Hera tak menggubris ucapan Dante. Dia masih memejamkan matanya dan tubuhnya masih terbungkus selimut yang memang sebelumnya sudah ditarik Dante tapi berhasil diambil Hera kembali meskipun dengan mata tertutup karena malas bangun.
Dante menarik napas kesal sambil memutar bola matanya. "Huf". Tanpa berpikir panjang, Dante menarik kaki kanan Hera.
"Danteeeeee!!!!". Teriak Hera kesal sambil berpegangan erat pada bantal gulingnya.
Dante tertawa melihat tingkah Hera yang seperti anak kecil itu. Hera memang tidak berubah. Hanya penampilannya saja yang terlihat lebih dewasa dibandingkan dengan pertama kali dia datang ke Jerman. Namun, soal sifat dan sikapnya masih sama.
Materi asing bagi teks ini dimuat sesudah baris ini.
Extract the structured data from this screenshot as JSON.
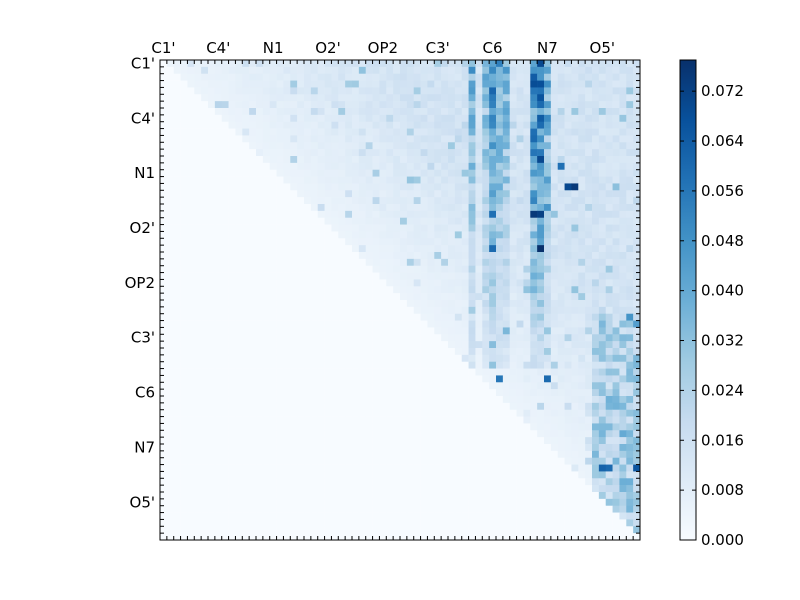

Hera terpaksa Bangun dari tempat tidurnya yang nyaman menggoda itu. Dengan langkah malas dia menuju kamar mandi, menuruti keinginan Dante untuk lari pagi.
"Her, kamu tunggu sini ya? Jangan kemana-mana. Aku beli minum dulu". Ucap Dante pada Hera yang tengah duduk di kursi taman.
Hera menganggukkan kepalanya. Dia menuruti permintaan Dante untuk hari ini sebagai tanda terima kasihnya atas jasa Dante tadi malam. Dia meminta Dante untuk membawakan berkas yang ketinggalan di kampusnya. Dengan suka rela Dante mengambilkannya untuk Hera. Padahal kampus pasti sudah ditutup tengah malam begitu. Namun, usaha Dante menembus para penjaga berjalan mulus.
Hera melihat sekelilingnya. Banyak sekali pasangan muda yang tengah lari pagi. Rata-rata diantara mereka memang wajah-wajah bule. Tapi ada beberapa yang berwajah Indonesia. Hera terus mengamati sekelilingnya. Mulai dari para manusia yang tengah berlari atau hanya sekedar berjalan santai hingga tanaman yang rindang. Semasa dia kecil, yang dia tau di Jerman hanyalah sebuah pemukiman yang terletak di atas sungai. Begitu indah. Namun, ternyata di Jerman juga ada taman yang indah, penuh warna warni bunga. Taman di sana sangat terawat. Tidak ada yang berani memetik bunga sembarang, karena di taman ini sudah dijelaskan bahwa memetik bunga sembarangan akan dikenakan denda. Tak tanggung-tanggung dendanya, sehingga membuat orang yang ingin melanggarnya harus berpikir dua kali.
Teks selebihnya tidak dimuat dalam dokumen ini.